BayView’s Duolizer technology, which has been tested by EMI during the past year, prevents the broadcast-quality digital audio files from being reproduced or redistributed. EMI took a minority equity stake in the San Francisco-based company in August 2000, but BayView’s CEO Ron Cadet said he has been encouraged to work with other labels as well.

“Record labels are seeking new, better ways of exploiting the Internet’s vast potential for promotional activities without losing control over how digital material gets reproduced or redistributed,” Cadet said.

Only authenticated users can hear a full-fidelity version of the music. If they forward it to anyone else, the sound quality is degraded to whatever degree the content owner wishes. Cadet said some content owners want the forwarded files to be completely unlistenable, while others prefer them to sound “like AM car-radio quality.”

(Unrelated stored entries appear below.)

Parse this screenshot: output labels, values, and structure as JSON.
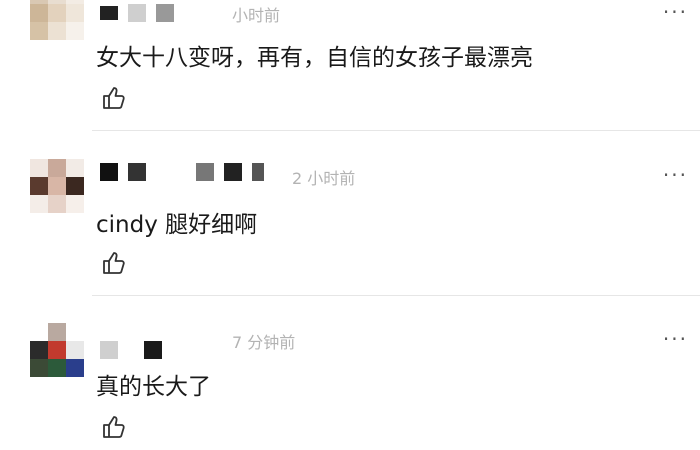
{
  "comments": [
    {
      "time": "小时前",
      "text": "女大十八变呀，再有，自信的女孩子最漂亮",
      "more_label": "···",
      "like_icon": "thumbs-up-icon"
    },
    {
      "time": "2 小时前",
      "text": "cindy 腿好细啊",
      "more_label": "···",
      "like_icon": "thumbs-up-icon"
    },
    {
      "time": "7 分钟前",
      "text": "真的长大了",
      "more_label": "···",
      "like_icon": "thumbs-up-icon"
    }
  ]
}
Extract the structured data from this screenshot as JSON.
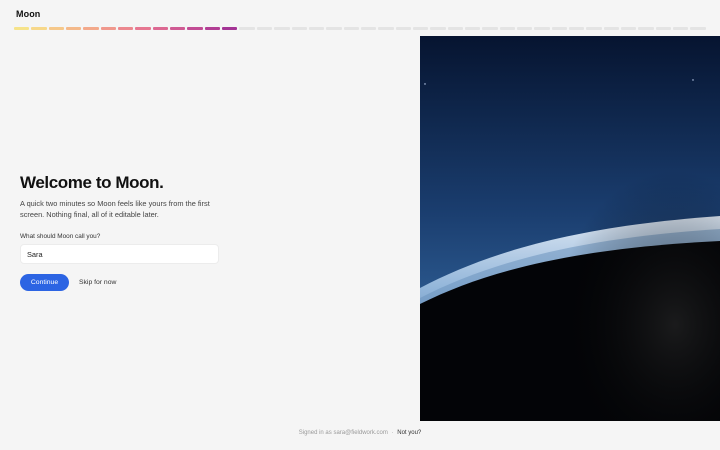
{
  "app": {
    "name": "Moon"
  },
  "progress": {
    "total_steps": 40,
    "completed_steps": 13,
    "colors": [
      "#f6e38a",
      "#f7d88a",
      "#f6c88a",
      "#f4b98a",
      "#f3a98b",
      "#f0988d",
      "#ec888f",
      "#e67791",
      "#dc6892",
      "#cf5a93",
      "#c24c94",
      "#b23e94",
      "#a43495"
    ],
    "empty_color": "#e4e4e4"
  },
  "onboarding": {
    "title": "Welcome to Moon.",
    "subtitle": "A quick two minutes so Moon feels like yours from the first screen. Nothing final, all of it editable later.",
    "name_label": "What should Moon call you?",
    "name_value": "Sara",
    "continue_label": "Continue",
    "skip_label": "Skip for now"
  },
  "footer": {
    "signed_in_text": "Signed in as sara@fieldwork.com",
    "separator": "·",
    "not_you_label": "Not you?"
  },
  "colors": {
    "accent": "#2c64e3",
    "background": "#f5f5f5"
  },
  "hero": {
    "subject": "earth-horizon-from-space"
  }
}
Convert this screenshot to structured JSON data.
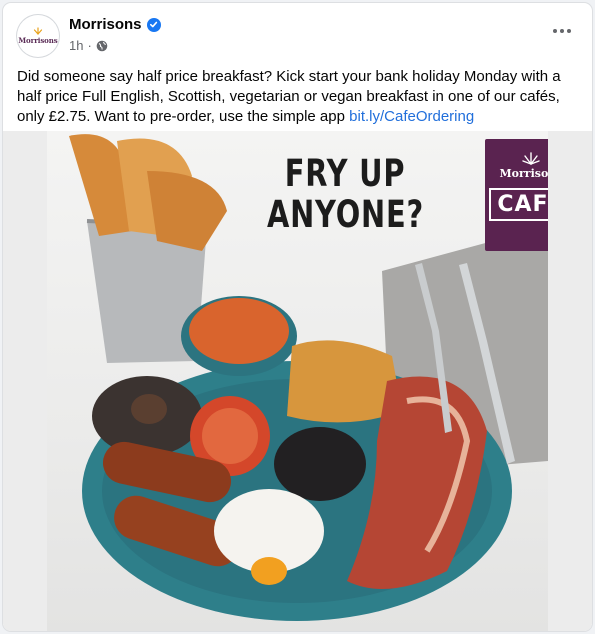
{
  "post": {
    "page_name": "Morrisons",
    "avatar_text": "Morrisons",
    "time": "1h",
    "separator": "·",
    "body_text": "Did someone say half price breakfast? Kick start your bank holiday Monday with a half price Full English, Scottish, vegetarian or vegan breakfast in one of our cafés, only £2.75. Want to pre-order, use the simple app ",
    "link_text": "bit.ly/CafeOrdering"
  },
  "image": {
    "headline_line1": "FRY UP",
    "headline_line2": "ANYONE?",
    "badge_brand": "Morrisons",
    "badge_cafe": "CAFÉ"
  },
  "icons": {
    "verified": "verified-badge-icon",
    "privacy": "globe-icon",
    "more": "more-options-icon"
  },
  "colors": {
    "brand_purple": "#5a2350",
    "link_blue": "#216fdb",
    "verified_blue": "#1877f2",
    "plate_teal": "#2e7f8a"
  }
}
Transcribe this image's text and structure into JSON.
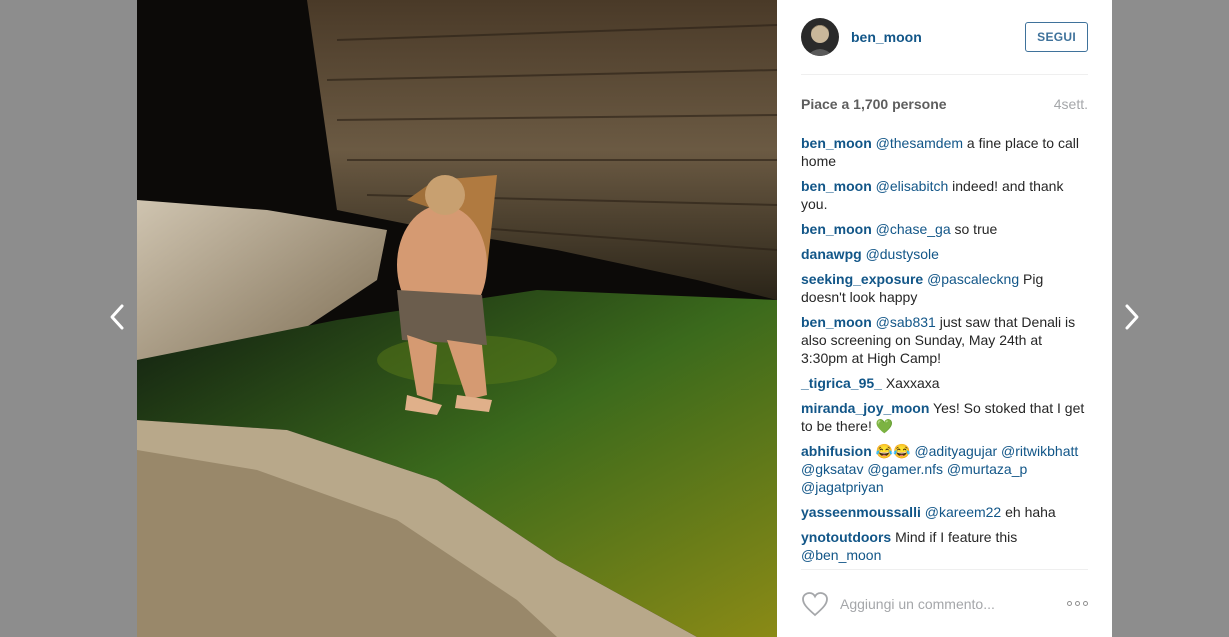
{
  "post": {
    "username": "ben_moon",
    "follow_label": "SEGUI",
    "likes": "Piace a 1,700 persone",
    "time": "4sett."
  },
  "comments": [
    {
      "user": "ben_moon",
      "mention": "@thesamdem",
      "text": " a fine place to call home"
    },
    {
      "user": "ben_moon",
      "mention": "@elisabitch",
      "text": " indeed! and thank you."
    },
    {
      "user": "ben_moon",
      "mention": "@chase_ga",
      "text": " so true"
    },
    {
      "user": "danawpg",
      "mention": "@dustysole",
      "text": ""
    },
    {
      "user": "seeking_exposure",
      "mention": "@pascaleckng",
      "text": " Pig doesn't look happy"
    },
    {
      "user": "ben_moon",
      "mention": "@sab831",
      "text": " just saw that Denali is also screening on Sunday, May 24th at 3:30pm at High Camp!"
    },
    {
      "user": "_tigrica_95_",
      "mention": "",
      "text": " Xaxxaxa"
    },
    {
      "user": "miranda_joy_moon",
      "mention": "",
      "text": " Yes! So stoked that I get to be there! 💚"
    },
    {
      "user": "abhifusion",
      "pre": " 😂😂 ",
      "mention": "@adityagujar @ritwikbhatt @gksatav @gamer.nfs @murtaza_p @jagatpriyan",
      "text": ""
    },
    {
      "user": "yasseenmoussalli",
      "mention": "@kareem22",
      "text": " eh haha"
    },
    {
      "user": "ynotoutdoors",
      "mention": "@ben_moon",
      "pre_text": " Mind if I feature this ",
      "text": ""
    }
  ],
  "footer": {
    "placeholder": "Aggiungi un commento...",
    "icons": [
      "heart-icon",
      "more-options-icon"
    ]
  },
  "nav": {
    "icons": [
      "chevron-left-icon",
      "chevron-right-icon"
    ]
  }
}
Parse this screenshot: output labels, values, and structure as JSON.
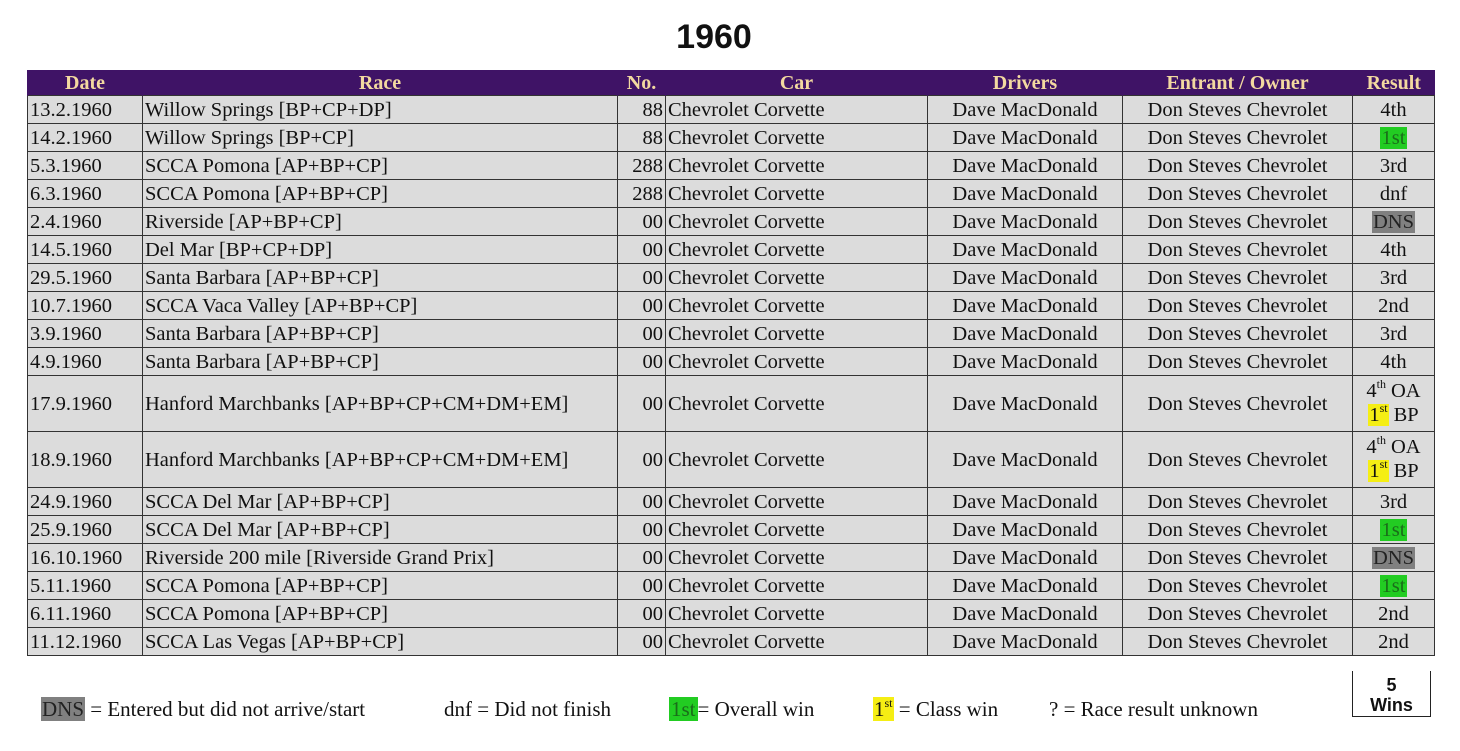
{
  "title": "1960",
  "table": {
    "headers": [
      "Date",
      "Race",
      "No.",
      "Car",
      "Drivers",
      "Entrant / Owner",
      "Result"
    ],
    "rows": [
      {
        "date": "13.2.1960",
        "race": "Willow Springs [BP+CP+DP]",
        "no": "88",
        "car": "Chevrolet Corvette",
        "driver": "Dave MacDonald",
        "entrant": "Don Steves Chevrolet",
        "result": "4th",
        "result_style": "plain"
      },
      {
        "date": "14.2.1960",
        "race": "Willow Springs [BP+CP]",
        "no": "88",
        "car": "Chevrolet Corvette",
        "driver": "Dave MacDonald",
        "entrant": "Don Steves Chevrolet",
        "result": "1st",
        "result_style": "overall-win"
      },
      {
        "date": "5.3.1960",
        "race": "SCCA Pomona [AP+BP+CP]",
        "no": "288",
        "car": "Chevrolet Corvette",
        "driver": "Dave MacDonald",
        "entrant": "Don Steves Chevrolet",
        "result": "3rd",
        "result_style": "plain"
      },
      {
        "date": "6.3.1960",
        "race": "SCCA Pomona [AP+BP+CP]",
        "no": "288",
        "car": "Chevrolet Corvette",
        "driver": "Dave MacDonald",
        "entrant": "Don Steves Chevrolet",
        "result": "dnf",
        "result_style": "plain"
      },
      {
        "date": "2.4.1960",
        "race": "Riverside [AP+BP+CP]",
        "no": "00",
        "car": "Chevrolet Corvette",
        "driver": "Dave MacDonald",
        "entrant": "Don Steves Chevrolet",
        "result": "DNS",
        "result_style": "dns"
      },
      {
        "date": "14.5.1960",
        "race": "Del Mar [BP+CP+DP]",
        "no": "00",
        "car": "Chevrolet Corvette",
        "driver": "Dave MacDonald",
        "entrant": "Don Steves Chevrolet",
        "result": "4th",
        "result_style": "plain"
      },
      {
        "date": "29.5.1960",
        "race": "Santa Barbara [AP+BP+CP]",
        "no": "00",
        "car": "Chevrolet Corvette",
        "driver": "Dave MacDonald",
        "entrant": "Don Steves Chevrolet",
        "result": "3rd",
        "result_style": "plain"
      },
      {
        "date": "10.7.1960",
        "race": "SCCA Vaca Valley [AP+BP+CP]",
        "no": "00",
        "car": "Chevrolet Corvette",
        "driver": "Dave MacDonald",
        "entrant": "Don Steves Chevrolet",
        "result": "2nd",
        "result_style": "plain"
      },
      {
        "date": "3.9.1960",
        "race": "Santa Barbara [AP+BP+CP]",
        "no": "00",
        "car": "Chevrolet Corvette",
        "driver": "Dave MacDonald",
        "entrant": "Don Steves Chevrolet",
        "result": "3rd",
        "result_style": "plain"
      },
      {
        "date": "4.9.1960",
        "race": "Santa Barbara [AP+BP+CP]",
        "no": "00",
        "car": "Chevrolet Corvette",
        "driver": "Dave MacDonald",
        "entrant": "Don Steves Chevrolet",
        "result": "4th",
        "result_style": "plain"
      },
      {
        "date": "17.9.1960",
        "race": "Hanford Marchbanks [AP+BP+CP+CM+DM+EM]",
        "no": "00",
        "car": "Chevrolet Corvette",
        "driver": "Dave MacDonald",
        "entrant": "Don Steves Chevrolet",
        "result_style": "multi",
        "result_lines": [
          {
            "num": "4",
            "sup": "th",
            "suffix": "OA",
            "style": "plain"
          },
          {
            "num": "1",
            "sup": "st",
            "suffix": "BP",
            "style": "class-win"
          }
        ]
      },
      {
        "date": "18.9.1960",
        "race": "Hanford Marchbanks [AP+BP+CP+CM+DM+EM]",
        "no": "00",
        "car": "Chevrolet Corvette",
        "driver": "Dave MacDonald",
        "entrant": "Don Steves Chevrolet",
        "result_style": "multi",
        "result_lines": [
          {
            "num": "4",
            "sup": "th",
            "suffix": "OA",
            "style": "plain"
          },
          {
            "num": "1",
            "sup": "st",
            "suffix": "BP",
            "style": "class-win"
          }
        ]
      },
      {
        "date": "24.9.1960",
        "race": "SCCA Del Mar [AP+BP+CP]",
        "no": "00",
        "car": "Chevrolet Corvette",
        "driver": "Dave MacDonald",
        "entrant": "Don Steves Chevrolet",
        "result": "3rd",
        "result_style": "plain"
      },
      {
        "date": "25.9.1960",
        "race": "SCCA Del Mar [AP+BP+CP]",
        "no": "00",
        "car": "Chevrolet Corvette",
        "driver": "Dave MacDonald",
        "entrant": "Don Steves Chevrolet",
        "result": "1st",
        "result_style": "overall-win"
      },
      {
        "date": "16.10.1960",
        "race": "Riverside 200 mile [Riverside Grand Prix]",
        "no": "00",
        "car": "Chevrolet Corvette",
        "driver": "Dave MacDonald",
        "entrant": "Don Steves Chevrolet",
        "result": "DNS",
        "result_style": "dns"
      },
      {
        "date": "5.11.1960",
        "race": "SCCA Pomona [AP+BP+CP]",
        "no": "00",
        "car": "Chevrolet Corvette",
        "driver": "Dave MacDonald",
        "entrant": "Don Steves Chevrolet",
        "result": "1st",
        "result_style": "overall-win"
      },
      {
        "date": "6.11.1960",
        "race": "SCCA Pomona [AP+BP+CP]",
        "no": "00",
        "car": "Chevrolet Corvette",
        "driver": "Dave MacDonald",
        "entrant": "Don Steves Chevrolet",
        "result": "2nd",
        "result_style": "plain"
      },
      {
        "date": "11.12.1960",
        "race": "SCCA Las Vegas [AP+BP+CP]",
        "no": "00",
        "car": "Chevrolet Corvette",
        "driver": "Dave MacDonald",
        "entrant": "Don Steves Chevrolet",
        "result": "2nd",
        "result_style": "plain"
      }
    ]
  },
  "wins": {
    "count": "5",
    "label": "Wins"
  },
  "legend": {
    "dns": {
      "key": "DNS",
      "text": "= Entered but did not arrive/start"
    },
    "dnf": {
      "key": "dnf",
      "text": "= Did not finish"
    },
    "overall": {
      "key": "1st",
      "text": "= Overall win"
    },
    "class": {
      "key_num": "1",
      "key_sup": "st",
      "text": "= Class win"
    },
    "unknown": {
      "key": "?",
      "text": "= Race result unknown"
    }
  },
  "colors": {
    "header_bg": "#3f1366",
    "header_text": "#f3d9a0",
    "cell_bg": "#dcdcdc",
    "overall_win": "#22cc22",
    "class_win": "#f5ee14",
    "dns": "#808080"
  }
}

Duolizer does not rely on encryption, Cadet said. Rather, it splits the files into one main file and a much smaller one that the company calls a subStream. The main file can be distributed by any method, such as e-mail, download, streaming, peer to peer, CD or other optical storage disk. The subStream, however, is stored on the content owner’s server. The user’s bandwidth and modem speed, therefore, are nearly irrelevant.

The full-fidelity music file can only be played by temporarily combining the two parts – end users never have a complete copy of the file.

“The file itself cannot be hacked because we pull information out of the file,” Cadet said. He likened the effect to punching holes in a photograph.